In other words, Bush should commence direct talks with Iran not because they offer a hopeful chance for peace and good will, but because they’re a necessary prelude to an international campaign of economic pressure—and because more drastic military pressure would likely backfire. There are two likely outcomes from serious American efforts to negotiate, both good. First, if Iran cooperates with the talks, then it might suspend its nuclear program in exchange for economic benefits. Second, if Iran doesn’t cooperate, then the Bush administration will have made its case to China, Russia, and Europe that the regime is dangerous and untrustworthy. At that point it will be much easier to impose the economic sanctions that will scare the Iranians into better behavior. 

Another reason to hold talks: There was something a bit bizarre about the fanfare surrounding Ahmadinejad’s boast of finally enriching uranium last week. “We are a nuclear country!” he proclaimed—although, even if his claim were true, he still needs tens of thousands of additional centrifuges to enrich enough uranium for a nuclear weapon. There’s also this statement today from First Vice President Parviz Davoudi, reported by the Islamic Republic News Agency: “President Mahmoud Ahmadinejad,” he said, “stood up to all international pressures bravely. … With such a spirit, the Iranian youth can successfully overcome all obstacles that the country will encounter.”

It’s reasonable speculation that Ahmadinejad’s bluster has been, at least in part, for domestic consumption—to rally the increasingly alienated “Iranian youth” around long-popular nationalist sentiments.
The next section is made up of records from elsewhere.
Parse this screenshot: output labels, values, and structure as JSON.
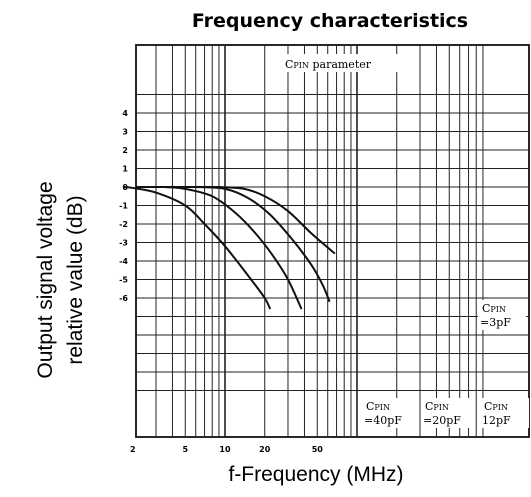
{
  "chart_data": {
    "type": "line",
    "title": "Frequency characteristics",
    "xlabel": "f-Frequency (MHz)",
    "ylabel_lines": [
      "Output signal voltage",
      "relative value (dB)"
    ],
    "x_scale": "log",
    "xlim": [
      1,
      100
    ],
    "ylim": [
      -11,
      5
    ],
    "grid": true,
    "x_ticks": [
      {
        "value": 2,
        "label": "2"
      },
      {
        "value": 5,
        "label": "5"
      },
      {
        "value": 10,
        "label": "10"
      },
      {
        "value": 20,
        "label": "20"
      },
      {
        "value": 50,
        "label": "50"
      }
    ],
    "y_ticks": [
      {
        "value": 4,
        "label": "4"
      },
      {
        "value": 3,
        "label": "3"
      },
      {
        "value": 2,
        "label": "2"
      },
      {
        "value": 1,
        "label": "1"
      },
      {
        "value": 0,
        "label": "0"
      },
      {
        "value": -1,
        "label": "-1"
      },
      {
        "value": -2,
        "label": "-2"
      },
      {
        "value": -3,
        "label": "-3"
      },
      {
        "value": -4,
        "label": "-4"
      },
      {
        "value": -5,
        "label": "-5"
      },
      {
        "value": -6,
        "label": "-6"
      }
    ],
    "annotation": {
      "main": "C",
      "sub": "PIN",
      "rest": " parameter"
    },
    "series": [
      {
        "label_main": "C",
        "label_sub": "PIN",
        "label_value": "=40pF",
        "points": [
          [
            1.7,
            0
          ],
          [
            2,
            -0.05
          ],
          [
            3,
            -0.3
          ],
          [
            5,
            -1
          ],
          [
            7,
            -2
          ],
          [
            10,
            -3.2
          ],
          [
            15,
            -4.8
          ],
          [
            20,
            -6
          ],
          [
            22,
            -6.6
          ]
        ]
      },
      {
        "label_main": "C",
        "label_sub": "PIN",
        "label_value": "=20pF",
        "points": [
          [
            3.5,
            0
          ],
          [
            5,
            -0.1
          ],
          [
            8,
            -0.5
          ],
          [
            12,
            -1.4
          ],
          [
            17,
            -2.5
          ],
          [
            23,
            -3.7
          ],
          [
            30,
            -5
          ],
          [
            38,
            -6.6
          ]
        ]
      },
      {
        "label_main": "C",
        "label_sub": "PIN",
        "label_value": "12pF",
        "points": [
          [
            6,
            0
          ],
          [
            10,
            -0.1
          ],
          [
            15,
            -0.6
          ],
          [
            22,
            -1.5
          ],
          [
            32,
            -2.8
          ],
          [
            45,
            -4.2
          ],
          [
            55,
            -5.3
          ],
          [
            62,
            -6.2
          ]
        ]
      },
      {
        "label_main": "C",
        "label_sub": "PIN",
        "label_value": "=3pF",
        "points": [
          [
            9,
            0
          ],
          [
            14,
            -0.1
          ],
          [
            20,
            -0.5
          ],
          [
            30,
            -1.3
          ],
          [
            45,
            -2.5
          ],
          [
            68,
            -3.6
          ]
        ]
      }
    ]
  }
}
Could it be that, having secured his putative “right” to enrich uranium, the Iranian president is now prepared to make a deal—to accept controls, for the right price?

Either way, something is going to happen very soon. Emissaries from the United States, China, the European Union, and Iran are meeting in Moscow this week. The U.N. Security Council has set a deadline of April 28 for Iran to suspend its enrichment program. Whether out of hope or sheer pragmatism, it’s time for Bush to get bold.